There were ten people living in the Lift Factory when I moved in—a strange, eclectic mix of characters that made the factory feel like something between a European hippie commune and a sordid, queer sex dungeon. There was a gay asylum seeker from Iran, a Russian lesbian goth with no eyebrows, a Swedish hat designer, a leather-wearing German kid who was apparently some sort of amazing artist (though all I ever saw him do was sell drugs), a sculptor with no sense of smell, a psyche trance raver with a neck piercing, a random guy called Ted who I’m pretty sure suffered from fetal alcohol syndrome, (I was never sure if he actually lived there, as he always just crashed on the couch, but he somehow managed to have sexual relations with every housemate at one point or another, both boy and girl). We even had a pet—an American Bulldog named Punk. It was a beautifully deranged little family, and I fell in love with them all.
But back to the stairwell. To give you a mental picture, the landing was just large enough to fit a double bed, with about a foot of space left over on one side. The staircase led from the second floor up to the roof, which luckily meant it was rarely ever used. I used the steps as shelves for my clothes. I hung posters of Louis Garrel and Billy Elliot on the walls. I bought a blue light bulb. It actually ended up looking pretty cool. And oddly enough, living in that stairwell was the first time in my life that I felt completely in awe of my surroundings. Growing up in a small town, it’s easy to feel lonely. Not a personal loneliness, but a deep-rooted, cosmic loneliness that stems from a disconnect from the rest of the world. You feel isolated. But in that factory, among the art punks, drifters and freaks, everything felt fresh, new, wrong, right, weird, exciting. For the first time I felt truly connected, truly part of something bigger than myself.
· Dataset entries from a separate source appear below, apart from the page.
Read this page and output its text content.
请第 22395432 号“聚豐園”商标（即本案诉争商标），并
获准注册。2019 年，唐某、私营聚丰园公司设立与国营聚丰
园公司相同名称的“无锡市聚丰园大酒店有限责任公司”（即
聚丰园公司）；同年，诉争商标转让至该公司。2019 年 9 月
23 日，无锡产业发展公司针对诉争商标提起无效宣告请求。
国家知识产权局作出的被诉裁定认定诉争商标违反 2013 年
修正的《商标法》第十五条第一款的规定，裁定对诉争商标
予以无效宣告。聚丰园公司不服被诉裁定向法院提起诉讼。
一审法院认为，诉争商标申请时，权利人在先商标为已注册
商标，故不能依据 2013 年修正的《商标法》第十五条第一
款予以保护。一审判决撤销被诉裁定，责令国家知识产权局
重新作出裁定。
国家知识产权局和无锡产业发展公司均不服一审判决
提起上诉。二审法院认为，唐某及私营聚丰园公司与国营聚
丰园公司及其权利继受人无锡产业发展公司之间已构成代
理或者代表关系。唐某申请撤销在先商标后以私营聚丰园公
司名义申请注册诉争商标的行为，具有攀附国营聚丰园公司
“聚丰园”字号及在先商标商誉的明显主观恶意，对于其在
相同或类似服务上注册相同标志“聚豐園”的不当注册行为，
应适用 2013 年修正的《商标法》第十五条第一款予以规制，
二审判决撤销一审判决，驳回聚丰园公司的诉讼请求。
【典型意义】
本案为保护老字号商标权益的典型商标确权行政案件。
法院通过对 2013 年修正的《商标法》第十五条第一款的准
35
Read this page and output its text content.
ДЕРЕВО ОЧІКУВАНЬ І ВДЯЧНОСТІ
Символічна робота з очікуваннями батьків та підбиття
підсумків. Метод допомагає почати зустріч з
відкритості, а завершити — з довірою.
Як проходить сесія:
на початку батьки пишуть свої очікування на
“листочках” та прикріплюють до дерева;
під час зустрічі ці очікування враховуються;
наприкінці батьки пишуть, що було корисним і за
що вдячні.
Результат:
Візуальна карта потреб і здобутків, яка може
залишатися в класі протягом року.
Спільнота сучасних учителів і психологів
There were, however, some downsides to the stairwell. For instance, the cement walls and the high ceilings made heating the space nearly impossible, which meant during winter it was freezing. Also the absurdity / superficial bleakness of the room proved slightly awkward when inviting boys back after drunken nights out. I freaked out many a seventeen-year-old with that staircase. One time, after sex, I watched a boy pull a condom off his dick, and you could literally see steam rising off his cock, it was so cold. Needless to say we only fucked that once. I also had a disabled boyfriend during part of my time there. He drunkenly tumbled down the stairs on more than one occasion. He hated that house.
But overall, what my jobless, destitute, stairwell-dwelling time taught me was: Poverty, like wealth, is an inborn attitude of mind. In the Lift Factory, we were rich. No one had anything so everything was everyone’s. We had bin food banquets. We got drunk on stolen Lidl vodka. We held free gigs in our basement. It felt oddly opulent. “Penniless decadence,” I think is what Matthew called it. I think that’s pretty spot on.